Lead Bullet Analysis
From the 1960s to the early 2000s, the FBI crime laboratory used comparative lead bullet analysis to tie suspected criminals to crime scenes. At a certain point in time, the FBI had the only lab conducting such analysis. In 2004, research conducted by the National Academy of Sciences showed the “science” behind lead bullet analysis relied upon for nearly 40 years was extremely flawed and had no scientific basis or support. As a result, in 2005, the FBI stopped using these tests, and uncovering the flaws of this science led to the discovery of wrongful convictions.

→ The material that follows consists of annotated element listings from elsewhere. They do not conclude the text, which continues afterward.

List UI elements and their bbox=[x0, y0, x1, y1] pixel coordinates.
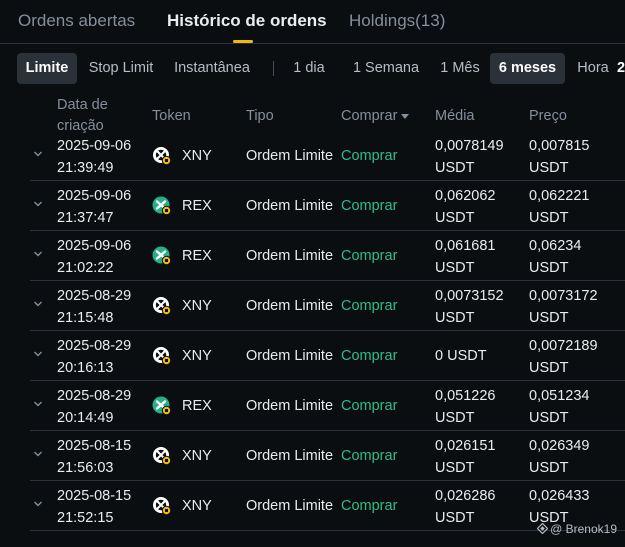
rex-token-icon bbox=[152, 396, 172, 416]
row-side: Comprar bbox=[341, 298, 398, 314]
filter-limit[interactable]: Limite bbox=[17, 53, 77, 84]
row-token: REX bbox=[182, 398, 212, 414]
row-average: 0,0073152 USDT bbox=[435, 288, 504, 326]
row-price: 0,026349 USDT bbox=[529, 438, 590, 476]
row-side: Comprar bbox=[341, 498, 398, 514]
row-date: 2025-08-15 21:52:15 bbox=[57, 488, 132, 526]
xny-token-icon bbox=[152, 446, 172, 466]
row-side: Comprar bbox=[341, 198, 398, 214]
chevron-down-icon[interactable] bbox=[33, 149, 43, 159]
active-tab-indicator bbox=[233, 40, 253, 43]
row-date: 2025-09-06 21:39:49 bbox=[57, 138, 132, 176]
period-custom-time[interactable]: Hora bbox=[571, 53, 615, 84]
table-row[interactable]: 2025-09-06 21:02:22 REX Ordem Limite Comprar… bbox=[0, 231, 625, 281]
row-token: REX bbox=[182, 198, 212, 214]
row-average: 0,026151 USDT bbox=[435, 438, 496, 476]
row-type: Ordem Limite bbox=[246, 448, 334, 464]
chevron-down-icon[interactable] bbox=[33, 499, 43, 509]
table-row[interactable]: 2025-08-29 21:15:48 XNY Ordem Limite Comprar… bbox=[0, 281, 625, 331]
row-date: 2025-08-29 20:14:49 bbox=[57, 388, 132, 426]
row-token: XNY bbox=[182, 498, 212, 514]
row-side: Comprar bbox=[341, 398, 398, 414]
xny-token-icon bbox=[152, 346, 172, 366]
row-average: 0,062062 USDT bbox=[435, 188, 496, 226]
row-divider bbox=[30, 530, 625, 531]
period-1-day[interactable]: 1 dia bbox=[288, 53, 330, 84]
table-row[interactable]: 2025-08-15 21:56:03 XNY Ordem Limite Comprar… bbox=[0, 431, 625, 481]
row-type: Ordem Limite bbox=[246, 198, 334, 214]
xny-token-icon bbox=[152, 296, 172, 316]
col-average: Média bbox=[435, 108, 475, 124]
diamond-logo-icon bbox=[537, 523, 549, 534]
filter-stop-limit[interactable]: Stop Limit bbox=[82, 53, 160, 84]
row-type: Ordem Limite bbox=[246, 348, 334, 364]
row-token: XNY bbox=[182, 448, 212, 464]
order-tabs: Ordens abertas Histórico de ordens Holdi… bbox=[0, 0, 625, 44]
row-type: Ordem Limite bbox=[246, 298, 334, 314]
row-average: 0,0078149 USDT bbox=[435, 138, 504, 176]
filter-divider bbox=[273, 61, 274, 76]
table-row[interactable]: 2025-08-29 20:14:49 REX Ordem Limite Comprar… bbox=[0, 381, 625, 431]
filter-instant[interactable]: Instantânea bbox=[167, 53, 257, 84]
row-type: Ordem Limite bbox=[246, 148, 334, 164]
row-price: 0,0073172 USDT bbox=[529, 288, 598, 326]
col-side-filter[interactable]: Comprar bbox=[341, 106, 410, 127]
row-price: 0,0072189 USDT bbox=[529, 338, 598, 376]
xny-token-icon bbox=[152, 146, 172, 166]
table-row[interactable]: 2025-09-06 21:39:49 XNY Ordem Limite Comprar… bbox=[0, 131, 625, 181]
chevron-down-icon[interactable] bbox=[33, 199, 43, 209]
period-6-months[interactable]: 6 meses bbox=[490, 53, 565, 84]
watermark: @ Brenok19 bbox=[537, 522, 617, 536]
filter-bar: Limite Stop Limit Instantânea 1 dia 1 Se… bbox=[0, 53, 625, 85]
col-token: Token bbox=[152, 108, 191, 124]
row-token: REX bbox=[182, 248, 212, 264]
caret-down-icon bbox=[401, 113, 410, 119]
row-date: 2025-09-06 21:37:47 bbox=[57, 188, 132, 226]
chevron-down-icon[interactable] bbox=[33, 399, 43, 409]
table-row[interactable]: 2025-08-15 21:52:15 XNY Ordem Limite Comprar… bbox=[0, 481, 625, 531]
col-type: Tipo bbox=[246, 108, 274, 124]
row-side: Comprar bbox=[341, 348, 398, 364]
row-type: Ordem Limite bbox=[246, 248, 334, 264]
xny-token-icon bbox=[152, 496, 172, 516]
row-date: 2025-08-29 20:16:13 bbox=[57, 338, 132, 376]
rex-token-icon bbox=[152, 246, 172, 266]
row-type: Ordem Limite bbox=[246, 498, 334, 514]
tab-open-orders[interactable]: Ordens abertas bbox=[18, 11, 135, 31]
row-price: 0,007815 USDT bbox=[529, 138, 590, 176]
row-side: Comprar bbox=[341, 248, 398, 264]
chevron-down-icon[interactable] bbox=[33, 299, 43, 309]
period-1-month[interactable]: 1 Mês bbox=[434, 53, 486, 84]
tab-holdings[interactable]: Holdings(13) bbox=[349, 11, 445, 31]
row-side: Comprar bbox=[341, 148, 398, 164]
rex-token-icon bbox=[152, 196, 172, 216]
period-overflow[interactable]: 2 bbox=[617, 53, 625, 84]
row-price: 0,062221 USDT bbox=[529, 188, 590, 226]
row-token: XNY bbox=[182, 148, 212, 164]
row-side: Comprar bbox=[341, 448, 398, 464]
row-average: 0,026286 USDT bbox=[435, 488, 496, 526]
table-row[interactable]: 2025-08-29 20:16:13 XNY Ordem Limite Comprar… bbox=[0, 331, 625, 381]
chevron-down-icon[interactable] bbox=[33, 249, 43, 259]
row-date: 2025-08-29 21:15:48 bbox=[57, 288, 132, 326]
col-side-label: Comprar bbox=[341, 108, 398, 124]
row-token: XNY bbox=[182, 348, 212, 364]
tab-order-history[interactable]: Histórico de ordens bbox=[167, 11, 327, 31]
col-price: Preço bbox=[529, 108, 567, 124]
table-row[interactable]: 2025-09-06 21:37:47 REX Ordem Limite Comprar… bbox=[0, 181, 625, 231]
row-token: XNY bbox=[182, 298, 212, 314]
row-average: 0,061681 USDT bbox=[435, 238, 496, 276]
row-average: 0 USDT bbox=[435, 348, 487, 364]
row-date: 2025-08-15 21:56:03 bbox=[57, 438, 132, 476]
col-date-line1: Data de bbox=[57, 97, 108, 113]
period-1-week[interactable]: 1 Semana bbox=[347, 53, 425, 84]
chevron-down-icon[interactable] bbox=[33, 349, 43, 359]
row-price: 0,06234 USDT bbox=[529, 238, 582, 276]
row-type: Ordem Limite bbox=[246, 398, 334, 414]
watermark-text: @ Brenok19 bbox=[550, 522, 617, 536]
row-average: 0,051226 USDT bbox=[435, 388, 496, 426]
row-date: 2025-09-06 21:02:22 bbox=[57, 238, 132, 276]
chevron-down-icon[interactable] bbox=[33, 449, 43, 459]
row-price: 0,051234 USDT bbox=[529, 388, 590, 426]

Lead Bullet Analysis in Investigations
The theory behind lead bullet analysis was that bullets coming from the same box of ammunition would be coming from the same factory and would be manufactured at the same time, under similar conditions, and with the same lead composition present; all the bullets in a box, therefore, would have the same chemical makeup. Bullets from different boxes would have different lead compositions. The theory was that if a bullet from the crime scene had the same lead composition as a bullet from a box of bullets owned by a suspect, there was physical evidence linking the suspect to the crime scene.
What We Know Now
The conclusion of the National Academy of Sciences, after a thorough review of the state of the research, was that there was is no evidence to support the theories behind lead bullet analysis. Bullets from the same box may not necessarily have the same chemical makeup. Furthermore, bullets from different boxes – and different factories – may have the same chemical makeup. In addition, the FBI lab was overstating bullet matches even though there were differences in the measurements. This makes lead bullet analysis extremely unreliable, despite having been used for 40 years to convict many people. Analysis by the FBI lab was used as prosecution evidence in almost 2,500 cases.

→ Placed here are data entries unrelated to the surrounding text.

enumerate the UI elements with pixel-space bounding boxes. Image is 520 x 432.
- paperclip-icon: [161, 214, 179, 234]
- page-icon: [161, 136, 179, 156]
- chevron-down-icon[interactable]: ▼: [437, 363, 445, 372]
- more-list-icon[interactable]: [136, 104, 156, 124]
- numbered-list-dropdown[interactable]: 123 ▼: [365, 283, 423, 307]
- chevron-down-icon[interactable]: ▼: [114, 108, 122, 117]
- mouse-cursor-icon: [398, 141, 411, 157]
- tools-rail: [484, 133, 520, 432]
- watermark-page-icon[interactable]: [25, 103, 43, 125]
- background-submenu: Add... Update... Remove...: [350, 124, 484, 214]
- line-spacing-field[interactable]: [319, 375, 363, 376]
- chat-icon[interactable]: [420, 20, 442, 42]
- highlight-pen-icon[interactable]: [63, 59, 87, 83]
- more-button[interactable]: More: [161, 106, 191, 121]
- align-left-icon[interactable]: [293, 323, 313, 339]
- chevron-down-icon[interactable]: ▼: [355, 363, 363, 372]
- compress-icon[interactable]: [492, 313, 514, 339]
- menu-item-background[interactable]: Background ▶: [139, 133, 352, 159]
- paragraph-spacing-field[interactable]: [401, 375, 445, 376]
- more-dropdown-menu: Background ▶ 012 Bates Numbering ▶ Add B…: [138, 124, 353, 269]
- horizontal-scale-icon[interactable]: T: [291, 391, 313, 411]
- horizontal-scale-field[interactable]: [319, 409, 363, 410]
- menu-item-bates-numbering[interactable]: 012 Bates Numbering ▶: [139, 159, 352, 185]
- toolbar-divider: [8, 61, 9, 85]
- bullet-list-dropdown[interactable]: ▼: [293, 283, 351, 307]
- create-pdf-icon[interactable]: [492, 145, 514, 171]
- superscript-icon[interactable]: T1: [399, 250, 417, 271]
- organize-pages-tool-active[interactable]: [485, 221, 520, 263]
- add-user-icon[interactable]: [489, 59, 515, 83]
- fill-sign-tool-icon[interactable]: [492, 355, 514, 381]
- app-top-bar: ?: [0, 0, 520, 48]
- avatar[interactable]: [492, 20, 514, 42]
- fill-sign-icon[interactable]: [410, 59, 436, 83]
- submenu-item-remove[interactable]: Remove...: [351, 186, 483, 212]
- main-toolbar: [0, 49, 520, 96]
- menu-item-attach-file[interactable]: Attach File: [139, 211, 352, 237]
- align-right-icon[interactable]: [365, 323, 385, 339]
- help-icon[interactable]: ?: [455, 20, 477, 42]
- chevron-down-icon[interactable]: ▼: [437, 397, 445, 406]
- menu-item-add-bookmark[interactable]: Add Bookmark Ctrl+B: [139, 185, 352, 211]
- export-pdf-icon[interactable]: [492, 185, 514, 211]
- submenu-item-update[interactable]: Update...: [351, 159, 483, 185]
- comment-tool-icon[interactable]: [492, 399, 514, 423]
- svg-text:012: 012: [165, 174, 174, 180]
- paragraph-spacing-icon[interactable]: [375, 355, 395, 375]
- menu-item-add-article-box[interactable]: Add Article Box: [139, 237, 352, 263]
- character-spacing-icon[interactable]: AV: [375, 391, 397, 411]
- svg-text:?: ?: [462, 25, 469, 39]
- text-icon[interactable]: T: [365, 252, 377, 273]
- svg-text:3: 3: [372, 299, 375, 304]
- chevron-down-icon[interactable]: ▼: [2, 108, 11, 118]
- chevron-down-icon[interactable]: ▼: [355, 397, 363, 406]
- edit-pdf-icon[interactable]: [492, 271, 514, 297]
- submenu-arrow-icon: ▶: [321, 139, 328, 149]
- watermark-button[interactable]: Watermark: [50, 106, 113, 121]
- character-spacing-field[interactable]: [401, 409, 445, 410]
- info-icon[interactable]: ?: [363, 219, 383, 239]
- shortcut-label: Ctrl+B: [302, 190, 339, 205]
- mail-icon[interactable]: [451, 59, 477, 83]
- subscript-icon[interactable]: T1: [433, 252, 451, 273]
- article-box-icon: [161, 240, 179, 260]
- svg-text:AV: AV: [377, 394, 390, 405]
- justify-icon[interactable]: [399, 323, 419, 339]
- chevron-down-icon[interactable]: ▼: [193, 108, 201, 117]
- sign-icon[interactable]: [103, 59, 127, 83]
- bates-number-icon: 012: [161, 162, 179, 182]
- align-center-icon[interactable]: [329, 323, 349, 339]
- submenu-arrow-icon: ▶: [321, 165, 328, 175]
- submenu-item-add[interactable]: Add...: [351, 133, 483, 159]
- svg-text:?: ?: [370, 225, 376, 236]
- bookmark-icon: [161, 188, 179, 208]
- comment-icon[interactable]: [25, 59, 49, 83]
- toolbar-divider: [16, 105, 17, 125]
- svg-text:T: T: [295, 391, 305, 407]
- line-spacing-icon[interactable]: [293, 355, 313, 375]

In 2007, the Washington Post and CBS’ 60 Minutes collaborated on an investigative report examining the FBI’s use of the bullet lead analysis and their decision to stop using that method. The report found that the FBI first became concerned about the science after conducting a study in 1991, more than 20 years before they quit performing the tests. While the study supported the accuracy and reliability of the science, two warning signs stood out. First, the exact same lead composition was found in boxes of bullets manufactured months apart. Second, bullets in the same box often had different lead compositions. This meant that each box of bullets did not necessarily have a unique lead composition. The FBI now discredits any testimony where the analyst testified that all matching bullets had to have come from the same box.
In addition, the Post reported that a former FBI scientist began challenging the science. After retiring, the scientist conducted his own tests and found the science to be unreliable. He then began testifying as a defense expert where FBI bullet matching theory was being used.

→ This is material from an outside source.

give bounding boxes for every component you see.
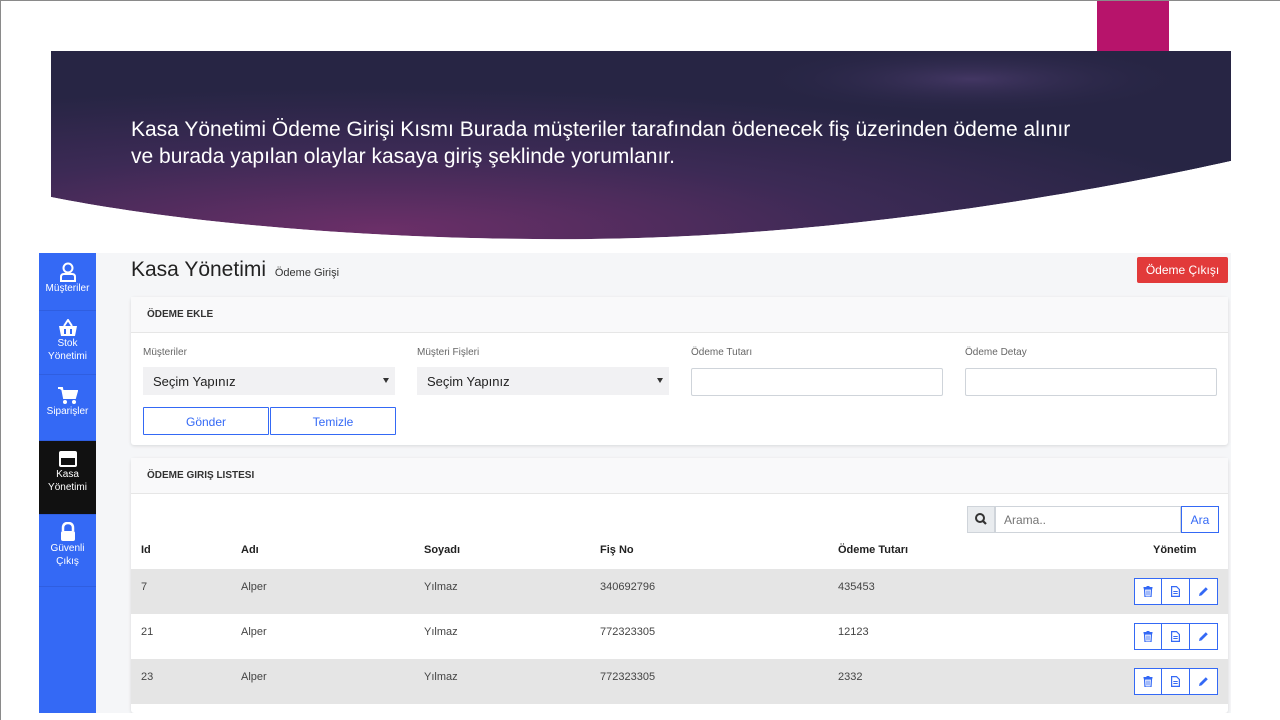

The Life-Changing Consequences of Bad Science
The unfortunate consequence of unreliable science is its use to wrongfully convict innocent persons. During its review, the FBI uncovered several cases where convictions were tainted by expert testimony that lead analysis connected the defendant to the crime.
The history of bullet lead analysis shows how science must continually be the subject of research studies as to its reliability and accuracy. This is the only way to prevent wrongful convictions from continuing.